Thank you but why is this done? isnt the function doing this?
@TimKrul: No. Your code takes a copy of your num, modifies it then returns it. Your main function does nothing with this new modified version.
Oh i didnt give much attention to call by value class. Thank you!
3

It looks like you are never assigning the return value of func(). Your function returns the struct, but you are never assigning it. To fix this, you should be able to simply say: s1 = func(s1,x,y); This will assign the modified version of the struct to the s1 variable.

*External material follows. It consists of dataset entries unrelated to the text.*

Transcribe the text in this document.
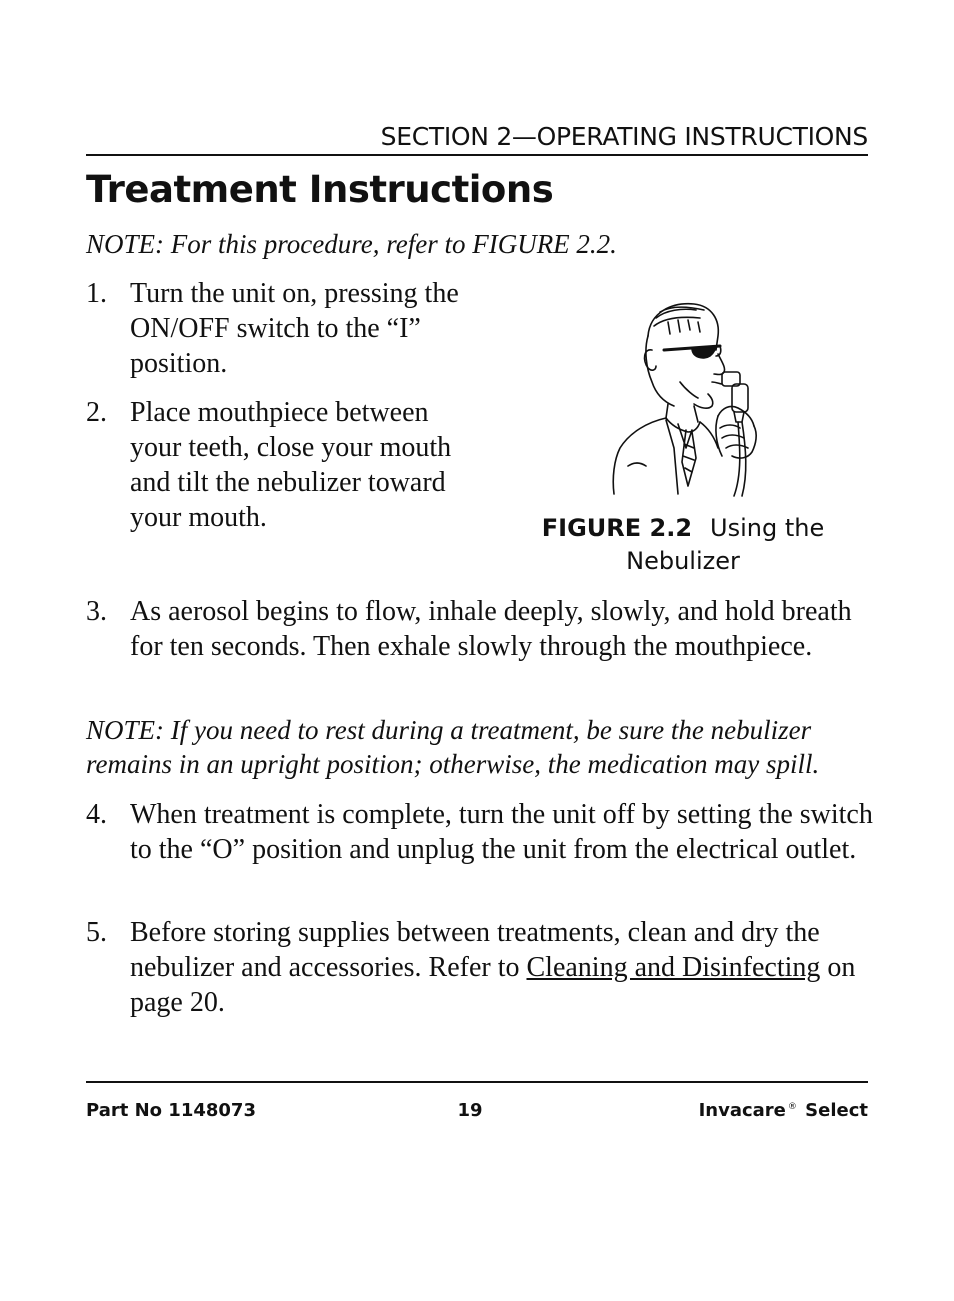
SECTION 2—OPERATING INSTRUCTIONS
Treatment Instructions
NOTE: For this procedure, refer to FIGURE 2.2.
1. Turn the unit on, pressing the ON/OFF switch to the “I” position.
2. Place mouthpiece between your teeth, close your mouth and tilt the nebulizer toward your mouth.	FIGURE 2.2 Using the Nebulizer
3. As aerosol begins to flow, inhale deeply, slowly, and hold breath for ten seconds. Then exhale slowly through the mouthpiece.
NOTE: If you need to rest during a treatment, be sure the nebulizer remains in an upright position; otherwise, the medication may spill.
4. When treatment is complete, turn the unit off by setting the switch to the “O” position and unplug the unit from the electrical outlet.
5. Before storing supplies between treatments, clean and dry the nebulizer and accessories. Refer to Cleaning and Disinfecting on page 20.
Part No 1148073	19	Invacare ® Select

Alternatively, you could rewrite func() to accept a pointer to the struct. This would allow you to modify the struct without having to return it:

 void func( num *x, int a, int b) {
     x->n[0] = a+b;
     x->n[1] = a*b;
 }

Then you would just change your call to func() to say: func(&s1, x, y);

Comments

2

You are not passing your struct by reference, hence the result. Try the following:

void func(num &x, int a, int b) { 
    x.n[0] = a+b;
    x.n[1] = a*b;
}

There's no need for the function to return anything since your struct is passed by reference and it will be changed anyway. Void would fit better.

1 Comment

Why keep the return type of num, then? It's never used. Vlad's answer is better.
1

This is because you have passed the struct by value while your intentions look like you want to pass by reference. Check this link : http://courses.washington.edu/css342/zander/css332/passby.html

num func( num &x, int a, int b) 

should fix your problem

3 Comments

Why keep the return type of num, then? It's never used.
@LightnessRacesinOrbit that depends on the use cases of func. From the question it looked like the OP was confused about semantics of passing parameters to function. There are precedents to cases where an object returns an instance and modifies the parameter that is passed to it.
Of course there are, but the "default" approach should be the clear and simple one, which is using the return value the OP's already got. Your answer keeps that value, but makes it completely redundant; that seems like a backwards step, to me.